3.  Intersectionality.  Bringing everything I’ve talked about full circle, once you’ve subjected your organization to these first two more granular rubrics for demographic analysis, you have to move beyond these traditional singular demographic categories and ask yourself whether your workforce reflects the composition and needs of the community when multiple categories of identity are considered simultaneously.

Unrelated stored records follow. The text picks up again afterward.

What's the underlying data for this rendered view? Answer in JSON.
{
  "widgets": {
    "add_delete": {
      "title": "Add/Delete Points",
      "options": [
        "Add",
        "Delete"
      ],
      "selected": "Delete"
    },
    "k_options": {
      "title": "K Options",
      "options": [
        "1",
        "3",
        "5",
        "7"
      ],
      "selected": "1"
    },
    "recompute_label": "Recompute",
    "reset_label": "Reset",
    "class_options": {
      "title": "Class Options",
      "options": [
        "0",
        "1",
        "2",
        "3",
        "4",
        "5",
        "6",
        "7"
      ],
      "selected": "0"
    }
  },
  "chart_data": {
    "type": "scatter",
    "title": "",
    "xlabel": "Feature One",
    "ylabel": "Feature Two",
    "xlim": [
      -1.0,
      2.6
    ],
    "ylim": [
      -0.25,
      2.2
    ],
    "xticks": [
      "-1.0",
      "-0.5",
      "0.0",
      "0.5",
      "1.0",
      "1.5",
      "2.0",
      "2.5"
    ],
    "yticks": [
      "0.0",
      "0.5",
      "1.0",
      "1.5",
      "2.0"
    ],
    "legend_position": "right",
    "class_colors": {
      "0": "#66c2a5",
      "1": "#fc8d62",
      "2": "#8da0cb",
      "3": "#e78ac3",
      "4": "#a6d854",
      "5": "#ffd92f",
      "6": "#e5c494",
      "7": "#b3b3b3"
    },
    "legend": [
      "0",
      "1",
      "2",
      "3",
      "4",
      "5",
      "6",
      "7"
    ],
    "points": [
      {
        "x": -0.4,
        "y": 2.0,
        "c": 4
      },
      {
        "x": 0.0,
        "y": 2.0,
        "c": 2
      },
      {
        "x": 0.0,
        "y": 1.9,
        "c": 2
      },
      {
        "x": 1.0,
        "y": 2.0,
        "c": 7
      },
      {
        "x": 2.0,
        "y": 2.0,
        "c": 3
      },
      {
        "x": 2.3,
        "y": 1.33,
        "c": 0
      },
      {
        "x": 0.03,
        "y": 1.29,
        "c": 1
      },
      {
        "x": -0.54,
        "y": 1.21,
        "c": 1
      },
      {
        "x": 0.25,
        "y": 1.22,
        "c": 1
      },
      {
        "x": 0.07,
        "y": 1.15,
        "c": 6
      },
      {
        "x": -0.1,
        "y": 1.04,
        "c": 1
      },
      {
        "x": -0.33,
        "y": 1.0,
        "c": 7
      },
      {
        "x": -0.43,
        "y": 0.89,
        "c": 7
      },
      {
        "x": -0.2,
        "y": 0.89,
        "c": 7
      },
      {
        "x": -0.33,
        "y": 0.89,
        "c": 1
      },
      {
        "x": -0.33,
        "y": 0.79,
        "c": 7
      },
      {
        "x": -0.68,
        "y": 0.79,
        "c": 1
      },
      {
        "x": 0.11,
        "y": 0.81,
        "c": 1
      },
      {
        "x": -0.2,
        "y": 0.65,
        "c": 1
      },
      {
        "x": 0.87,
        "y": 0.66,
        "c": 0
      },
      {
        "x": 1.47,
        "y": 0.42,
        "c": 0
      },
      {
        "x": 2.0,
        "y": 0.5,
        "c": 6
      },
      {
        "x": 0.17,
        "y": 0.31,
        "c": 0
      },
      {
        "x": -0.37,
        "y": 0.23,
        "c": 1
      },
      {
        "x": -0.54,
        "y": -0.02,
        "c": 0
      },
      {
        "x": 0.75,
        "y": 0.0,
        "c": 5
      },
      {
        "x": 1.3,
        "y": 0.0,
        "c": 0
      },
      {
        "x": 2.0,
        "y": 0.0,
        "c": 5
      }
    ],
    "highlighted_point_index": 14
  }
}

These are some of the tough questions that we must ask of the institutions in which we work, and of the institutions that work for us. If we shy away from these complex, systemic analyses in favor of “simpler” standards for equity and diversity, we are effectively trading away the future possibility of truly equitable workplaces—with the future promise of truly equal pay—in favor of fragmented advancements for a few that emerge incidentally from contexts in which different disenfranchised groups are pitted against one another to the detriment of the public as a whole.

*Planning and transportation data taken from the American Community Survey (www.census.gov/acs) and the APA/AICP Planners Salary Survey (www.planning.org/salary).